En fin d’année 2022, Mme Joly dévoilait la stratégie pour l’Indo-Pacifique de son gouvernement à l’aide d’un battage publicitaire sans égal. Le document renfermait cinq objectifs, dont deux semblaient tirés directement d’entrevues avec des candidates pour un concours de beauté (« Promouvoir la paix » et « Investir dans les gens et tisser les liens entre eux »). Cette politique était malheureusement devenue nécessaire pour clarifier les réelles intentions du gouvernement dans cette région. D’une naïveté déconcertante face à la Chine à leur arrivée au pouvoir en 2015 – il faut se rappeler qu’ils reprochaient à Stephen Harper un ton trop rigide –, les libéraux multipliaient les missions à Pékin. Quelques années plus tard, ils provoquèrent une des plus importantes crises sino-canadiennes en acceptant d’intercepter une employée de Huawei de passage à un aéroport canadien à la demande expresse d’un président américain qui ne cachait pas son aversion pour M. Trudeau. Ça ne s’invente pas.
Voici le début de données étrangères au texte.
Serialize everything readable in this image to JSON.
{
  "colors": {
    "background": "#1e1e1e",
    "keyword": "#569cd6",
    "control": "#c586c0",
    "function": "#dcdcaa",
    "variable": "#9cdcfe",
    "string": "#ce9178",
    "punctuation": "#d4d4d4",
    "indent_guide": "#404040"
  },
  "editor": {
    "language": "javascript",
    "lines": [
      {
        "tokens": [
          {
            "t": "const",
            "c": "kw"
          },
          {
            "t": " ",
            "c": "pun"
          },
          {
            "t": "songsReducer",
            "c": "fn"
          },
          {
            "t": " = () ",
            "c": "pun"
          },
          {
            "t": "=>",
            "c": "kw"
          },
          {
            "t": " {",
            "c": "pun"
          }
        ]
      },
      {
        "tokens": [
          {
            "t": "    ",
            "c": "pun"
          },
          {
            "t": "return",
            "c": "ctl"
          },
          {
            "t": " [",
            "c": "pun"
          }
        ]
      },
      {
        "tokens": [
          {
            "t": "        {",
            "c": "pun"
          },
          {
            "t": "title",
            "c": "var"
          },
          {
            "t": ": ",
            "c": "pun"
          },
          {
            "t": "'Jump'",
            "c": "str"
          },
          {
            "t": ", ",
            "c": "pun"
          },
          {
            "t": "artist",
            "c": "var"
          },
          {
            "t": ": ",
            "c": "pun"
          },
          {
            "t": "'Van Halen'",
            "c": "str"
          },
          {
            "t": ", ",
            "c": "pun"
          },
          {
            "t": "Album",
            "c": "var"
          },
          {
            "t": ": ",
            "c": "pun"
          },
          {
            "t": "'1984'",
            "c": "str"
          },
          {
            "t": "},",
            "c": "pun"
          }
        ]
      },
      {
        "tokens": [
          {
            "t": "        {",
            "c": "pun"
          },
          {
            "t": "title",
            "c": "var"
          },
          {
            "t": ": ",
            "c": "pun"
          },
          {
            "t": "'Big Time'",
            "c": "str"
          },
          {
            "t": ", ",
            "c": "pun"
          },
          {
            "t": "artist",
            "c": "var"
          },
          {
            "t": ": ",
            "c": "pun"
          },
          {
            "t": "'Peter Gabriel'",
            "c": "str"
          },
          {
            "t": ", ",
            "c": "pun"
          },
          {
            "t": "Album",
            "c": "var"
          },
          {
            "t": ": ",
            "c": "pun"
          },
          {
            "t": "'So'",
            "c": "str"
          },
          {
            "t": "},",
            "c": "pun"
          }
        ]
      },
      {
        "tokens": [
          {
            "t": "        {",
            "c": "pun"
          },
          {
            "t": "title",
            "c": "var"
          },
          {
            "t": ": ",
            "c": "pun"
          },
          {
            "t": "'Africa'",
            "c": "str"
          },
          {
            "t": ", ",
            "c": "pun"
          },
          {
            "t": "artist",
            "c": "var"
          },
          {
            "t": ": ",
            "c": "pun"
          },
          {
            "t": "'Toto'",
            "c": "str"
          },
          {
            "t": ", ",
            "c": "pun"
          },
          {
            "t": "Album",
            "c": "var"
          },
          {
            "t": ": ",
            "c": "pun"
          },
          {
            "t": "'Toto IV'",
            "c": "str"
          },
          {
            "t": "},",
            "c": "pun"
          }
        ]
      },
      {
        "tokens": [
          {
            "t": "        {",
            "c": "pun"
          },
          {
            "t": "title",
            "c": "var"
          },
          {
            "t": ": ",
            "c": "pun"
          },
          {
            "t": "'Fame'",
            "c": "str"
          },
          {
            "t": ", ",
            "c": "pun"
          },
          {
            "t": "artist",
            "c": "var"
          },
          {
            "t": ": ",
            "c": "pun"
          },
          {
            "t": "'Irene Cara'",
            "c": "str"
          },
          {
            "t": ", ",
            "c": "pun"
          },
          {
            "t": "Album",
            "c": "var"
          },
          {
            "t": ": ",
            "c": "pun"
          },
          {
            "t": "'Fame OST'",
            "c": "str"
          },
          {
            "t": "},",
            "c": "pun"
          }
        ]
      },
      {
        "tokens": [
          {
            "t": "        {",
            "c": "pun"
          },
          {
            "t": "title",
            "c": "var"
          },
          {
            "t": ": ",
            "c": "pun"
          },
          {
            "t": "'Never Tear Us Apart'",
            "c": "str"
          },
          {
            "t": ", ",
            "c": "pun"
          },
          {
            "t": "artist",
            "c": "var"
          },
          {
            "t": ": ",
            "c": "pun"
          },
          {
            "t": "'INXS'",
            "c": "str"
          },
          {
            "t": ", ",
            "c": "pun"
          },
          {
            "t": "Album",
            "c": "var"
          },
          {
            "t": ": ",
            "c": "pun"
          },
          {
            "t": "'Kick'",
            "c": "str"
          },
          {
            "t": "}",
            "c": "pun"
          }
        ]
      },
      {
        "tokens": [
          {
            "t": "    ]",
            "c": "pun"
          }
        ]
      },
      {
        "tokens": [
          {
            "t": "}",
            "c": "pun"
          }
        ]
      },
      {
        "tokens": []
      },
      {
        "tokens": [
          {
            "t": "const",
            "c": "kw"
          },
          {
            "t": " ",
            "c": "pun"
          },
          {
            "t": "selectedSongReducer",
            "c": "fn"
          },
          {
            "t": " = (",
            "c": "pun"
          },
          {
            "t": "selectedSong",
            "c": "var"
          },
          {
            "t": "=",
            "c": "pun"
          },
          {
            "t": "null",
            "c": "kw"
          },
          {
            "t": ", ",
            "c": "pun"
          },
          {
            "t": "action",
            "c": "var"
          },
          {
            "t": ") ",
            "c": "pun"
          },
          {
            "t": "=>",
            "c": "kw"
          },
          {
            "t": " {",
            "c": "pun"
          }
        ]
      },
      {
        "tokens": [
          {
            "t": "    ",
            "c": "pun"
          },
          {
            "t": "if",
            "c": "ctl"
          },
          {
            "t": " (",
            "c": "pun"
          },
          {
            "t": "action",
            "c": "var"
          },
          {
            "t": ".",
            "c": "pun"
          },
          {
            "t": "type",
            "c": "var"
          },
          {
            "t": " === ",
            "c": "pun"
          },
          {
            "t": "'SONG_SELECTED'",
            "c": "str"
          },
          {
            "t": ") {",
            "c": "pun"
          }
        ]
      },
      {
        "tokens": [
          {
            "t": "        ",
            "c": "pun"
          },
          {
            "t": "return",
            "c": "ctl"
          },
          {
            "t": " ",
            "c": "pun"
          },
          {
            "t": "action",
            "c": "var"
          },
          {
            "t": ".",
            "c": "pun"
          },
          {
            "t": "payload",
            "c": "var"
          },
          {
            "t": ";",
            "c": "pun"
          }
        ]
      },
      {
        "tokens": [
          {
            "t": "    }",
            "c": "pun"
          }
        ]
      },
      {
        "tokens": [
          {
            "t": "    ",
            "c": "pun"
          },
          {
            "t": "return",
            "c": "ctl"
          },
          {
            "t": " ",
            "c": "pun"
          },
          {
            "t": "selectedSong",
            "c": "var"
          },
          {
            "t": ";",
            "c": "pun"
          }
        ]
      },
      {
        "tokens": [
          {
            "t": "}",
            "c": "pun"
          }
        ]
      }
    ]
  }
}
À défaut d’un prix Nobel de la paix, Mme Joly se console probablement en consultant le recueil de ses innombrables interventions dans l’espace public. Pendant ce temps, les Ukrainiens attendront patiemment nos quatre chars et ne retiendront pas leur souffle pour une offre de chasseurs. Elvis chantait « A little less conversation, a little more action please » – Mme Joly devrait s’en inspirer.